APSU was currently prospecting options in the United Arab Emirates, luxury markets in China and Japan and the United States, specifically New York and Los Angeles.
“We're going to see which market would be the one with the least entry barriers but that actually has the necessary market for our bottles. We don't want to rush into a market just because it's easy to go in if it's not going to value our product (…) Time is of the essence but we don't want to rush things and make a mistake.”
Collaborative conservation 'essential'
Asked how important the private sector was for environmental conservation, Giangrandi said: “I think it's essential.”

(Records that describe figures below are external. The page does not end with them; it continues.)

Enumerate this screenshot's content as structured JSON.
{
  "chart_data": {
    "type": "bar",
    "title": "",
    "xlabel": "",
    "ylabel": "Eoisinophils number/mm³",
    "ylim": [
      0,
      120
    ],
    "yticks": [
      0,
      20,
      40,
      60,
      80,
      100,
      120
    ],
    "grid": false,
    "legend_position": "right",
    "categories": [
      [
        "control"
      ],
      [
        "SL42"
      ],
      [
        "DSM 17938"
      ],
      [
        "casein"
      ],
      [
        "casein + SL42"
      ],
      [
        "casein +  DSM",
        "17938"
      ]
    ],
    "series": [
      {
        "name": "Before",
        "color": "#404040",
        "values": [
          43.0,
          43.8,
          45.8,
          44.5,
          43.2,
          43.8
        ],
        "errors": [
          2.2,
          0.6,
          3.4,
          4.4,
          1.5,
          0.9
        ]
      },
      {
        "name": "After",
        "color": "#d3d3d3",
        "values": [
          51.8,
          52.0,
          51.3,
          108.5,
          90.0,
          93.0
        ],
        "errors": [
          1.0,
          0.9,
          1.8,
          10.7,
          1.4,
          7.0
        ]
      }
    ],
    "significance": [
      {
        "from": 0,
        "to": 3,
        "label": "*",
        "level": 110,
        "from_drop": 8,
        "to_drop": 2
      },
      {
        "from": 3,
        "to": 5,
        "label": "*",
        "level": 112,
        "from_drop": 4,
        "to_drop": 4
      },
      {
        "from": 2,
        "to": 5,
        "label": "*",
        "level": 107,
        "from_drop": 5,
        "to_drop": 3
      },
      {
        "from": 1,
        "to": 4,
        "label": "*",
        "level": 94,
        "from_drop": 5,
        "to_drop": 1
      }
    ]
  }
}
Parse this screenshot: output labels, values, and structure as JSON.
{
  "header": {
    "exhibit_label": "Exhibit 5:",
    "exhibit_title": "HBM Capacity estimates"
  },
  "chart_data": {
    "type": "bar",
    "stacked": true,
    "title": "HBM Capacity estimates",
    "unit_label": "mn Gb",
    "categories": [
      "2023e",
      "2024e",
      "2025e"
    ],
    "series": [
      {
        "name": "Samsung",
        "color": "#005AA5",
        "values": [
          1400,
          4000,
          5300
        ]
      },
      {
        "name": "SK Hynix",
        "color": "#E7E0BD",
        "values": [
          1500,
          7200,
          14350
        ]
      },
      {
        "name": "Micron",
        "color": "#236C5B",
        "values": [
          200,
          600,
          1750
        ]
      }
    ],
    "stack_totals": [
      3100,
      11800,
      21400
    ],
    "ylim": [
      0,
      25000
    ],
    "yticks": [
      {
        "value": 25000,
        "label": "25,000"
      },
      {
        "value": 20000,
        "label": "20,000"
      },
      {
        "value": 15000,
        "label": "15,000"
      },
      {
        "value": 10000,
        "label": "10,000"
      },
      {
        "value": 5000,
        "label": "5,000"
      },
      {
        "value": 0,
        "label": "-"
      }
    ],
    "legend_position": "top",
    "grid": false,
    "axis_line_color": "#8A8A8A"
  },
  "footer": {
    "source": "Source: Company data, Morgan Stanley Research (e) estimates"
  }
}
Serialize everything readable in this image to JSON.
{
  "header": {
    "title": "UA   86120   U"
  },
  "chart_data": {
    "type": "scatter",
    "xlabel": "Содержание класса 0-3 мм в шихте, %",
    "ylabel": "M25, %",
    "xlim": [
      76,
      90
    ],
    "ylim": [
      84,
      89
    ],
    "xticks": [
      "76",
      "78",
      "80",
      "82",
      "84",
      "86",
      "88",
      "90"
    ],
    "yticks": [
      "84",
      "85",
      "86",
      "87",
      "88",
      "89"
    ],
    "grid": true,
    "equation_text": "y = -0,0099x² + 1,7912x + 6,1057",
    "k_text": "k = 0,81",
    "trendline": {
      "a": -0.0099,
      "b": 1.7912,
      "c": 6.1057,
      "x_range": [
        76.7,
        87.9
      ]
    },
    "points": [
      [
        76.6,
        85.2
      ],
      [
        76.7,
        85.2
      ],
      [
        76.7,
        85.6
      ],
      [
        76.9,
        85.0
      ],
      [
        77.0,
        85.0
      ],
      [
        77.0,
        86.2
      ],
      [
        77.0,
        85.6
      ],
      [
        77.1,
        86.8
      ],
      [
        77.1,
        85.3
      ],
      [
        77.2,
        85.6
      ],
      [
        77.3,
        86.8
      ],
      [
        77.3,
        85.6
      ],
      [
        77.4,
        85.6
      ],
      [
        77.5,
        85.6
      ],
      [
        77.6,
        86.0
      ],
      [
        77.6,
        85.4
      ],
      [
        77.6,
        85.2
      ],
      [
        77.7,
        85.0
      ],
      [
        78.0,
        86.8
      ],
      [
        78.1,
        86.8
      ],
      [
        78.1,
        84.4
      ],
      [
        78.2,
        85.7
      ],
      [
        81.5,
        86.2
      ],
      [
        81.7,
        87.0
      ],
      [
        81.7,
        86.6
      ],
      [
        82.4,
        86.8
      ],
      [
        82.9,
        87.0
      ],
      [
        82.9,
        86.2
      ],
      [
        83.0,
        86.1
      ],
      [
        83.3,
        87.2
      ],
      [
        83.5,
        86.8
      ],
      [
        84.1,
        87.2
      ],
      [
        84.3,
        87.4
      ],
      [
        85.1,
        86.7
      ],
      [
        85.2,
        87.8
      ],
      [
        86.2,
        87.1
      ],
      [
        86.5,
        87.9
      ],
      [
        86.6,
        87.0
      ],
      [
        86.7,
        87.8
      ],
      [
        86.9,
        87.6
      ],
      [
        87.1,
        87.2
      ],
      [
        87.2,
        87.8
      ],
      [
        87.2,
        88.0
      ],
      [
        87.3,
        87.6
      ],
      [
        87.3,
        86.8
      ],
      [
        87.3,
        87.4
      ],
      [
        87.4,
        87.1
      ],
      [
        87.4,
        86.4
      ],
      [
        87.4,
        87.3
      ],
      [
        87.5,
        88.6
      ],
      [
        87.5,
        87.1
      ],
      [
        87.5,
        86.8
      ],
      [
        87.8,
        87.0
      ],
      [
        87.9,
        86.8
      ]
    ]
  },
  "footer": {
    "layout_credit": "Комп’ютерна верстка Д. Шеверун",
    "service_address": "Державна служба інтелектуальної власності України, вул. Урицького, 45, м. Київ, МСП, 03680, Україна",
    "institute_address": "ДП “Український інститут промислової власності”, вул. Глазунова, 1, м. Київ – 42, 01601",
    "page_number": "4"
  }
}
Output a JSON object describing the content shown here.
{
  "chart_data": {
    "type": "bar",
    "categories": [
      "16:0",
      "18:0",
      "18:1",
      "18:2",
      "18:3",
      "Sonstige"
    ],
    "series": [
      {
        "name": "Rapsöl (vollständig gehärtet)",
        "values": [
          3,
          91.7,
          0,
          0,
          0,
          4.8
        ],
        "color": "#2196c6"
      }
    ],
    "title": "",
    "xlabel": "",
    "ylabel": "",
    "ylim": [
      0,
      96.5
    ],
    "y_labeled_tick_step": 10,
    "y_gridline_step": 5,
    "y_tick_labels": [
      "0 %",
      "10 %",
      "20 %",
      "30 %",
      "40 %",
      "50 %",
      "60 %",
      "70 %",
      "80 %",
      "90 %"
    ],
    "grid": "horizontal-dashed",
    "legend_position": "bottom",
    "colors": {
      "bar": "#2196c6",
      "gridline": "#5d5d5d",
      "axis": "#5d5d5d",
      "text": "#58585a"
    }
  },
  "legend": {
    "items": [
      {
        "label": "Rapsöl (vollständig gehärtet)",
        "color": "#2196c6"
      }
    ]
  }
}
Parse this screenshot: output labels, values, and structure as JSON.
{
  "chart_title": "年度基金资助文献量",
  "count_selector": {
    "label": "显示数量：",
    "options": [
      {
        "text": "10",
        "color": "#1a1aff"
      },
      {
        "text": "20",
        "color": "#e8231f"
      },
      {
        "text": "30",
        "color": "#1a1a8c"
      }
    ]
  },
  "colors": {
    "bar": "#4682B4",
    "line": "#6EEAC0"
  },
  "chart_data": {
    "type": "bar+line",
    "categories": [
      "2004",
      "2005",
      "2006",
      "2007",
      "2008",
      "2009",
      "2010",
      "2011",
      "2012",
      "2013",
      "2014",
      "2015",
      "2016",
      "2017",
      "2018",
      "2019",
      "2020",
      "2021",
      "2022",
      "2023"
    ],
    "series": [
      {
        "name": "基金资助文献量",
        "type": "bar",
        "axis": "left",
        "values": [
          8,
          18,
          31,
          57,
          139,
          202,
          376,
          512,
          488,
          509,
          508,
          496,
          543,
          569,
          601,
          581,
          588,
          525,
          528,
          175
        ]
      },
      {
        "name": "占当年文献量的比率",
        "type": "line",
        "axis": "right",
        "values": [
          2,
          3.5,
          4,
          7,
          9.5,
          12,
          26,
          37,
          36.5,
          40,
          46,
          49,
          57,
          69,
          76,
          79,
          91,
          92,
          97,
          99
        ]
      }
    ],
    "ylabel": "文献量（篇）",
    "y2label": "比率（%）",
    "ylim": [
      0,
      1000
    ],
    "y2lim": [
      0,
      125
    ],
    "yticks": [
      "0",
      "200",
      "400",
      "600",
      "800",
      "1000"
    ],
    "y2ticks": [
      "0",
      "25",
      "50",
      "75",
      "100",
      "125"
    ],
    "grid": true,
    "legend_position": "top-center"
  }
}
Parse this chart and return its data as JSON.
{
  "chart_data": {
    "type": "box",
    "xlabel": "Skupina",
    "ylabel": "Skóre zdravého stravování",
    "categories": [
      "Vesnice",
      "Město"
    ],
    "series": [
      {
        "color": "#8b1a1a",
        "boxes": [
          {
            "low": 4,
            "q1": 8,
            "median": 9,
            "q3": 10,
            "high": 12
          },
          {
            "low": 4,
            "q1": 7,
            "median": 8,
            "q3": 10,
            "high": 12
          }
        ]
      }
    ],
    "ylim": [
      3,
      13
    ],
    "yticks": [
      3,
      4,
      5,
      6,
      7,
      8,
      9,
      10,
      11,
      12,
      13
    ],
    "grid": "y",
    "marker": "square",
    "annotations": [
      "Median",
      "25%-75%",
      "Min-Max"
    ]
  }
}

But, he said APSU wasn't working alone – it was collaborating with local governments and Chile's national parks association CONAF to channel funds where they were best needed.
“Having the private sector involved gives us tools, give us resources, that through government would be very difficult or would take too long. And conservation is all about timing – it's about taking action today. So, the private sector actually brings to the table options to do things and do them now.”
APSU was working with other private companies like local tree nurseries, for example, to purchase trees for the reforestation programs, he said, that would then be overseen by CONAF and planted by volunteers. “It's a network around the region to tie everything up,” Giangrandi said.
In five years, he said APSU wanted to be a conservation specialist company protecting and conserving Patagonia in as many ways possible. In the short-term, he wanted the water brand to be “well-known”.
“Well-known in the sense that I would like people around the world to know what we're doing for the region. That's our main goal – to actually have this product out there, telling the story and having people fall in love with it. ...We are really looking forward to having this product out there and seeing how the world reacts.”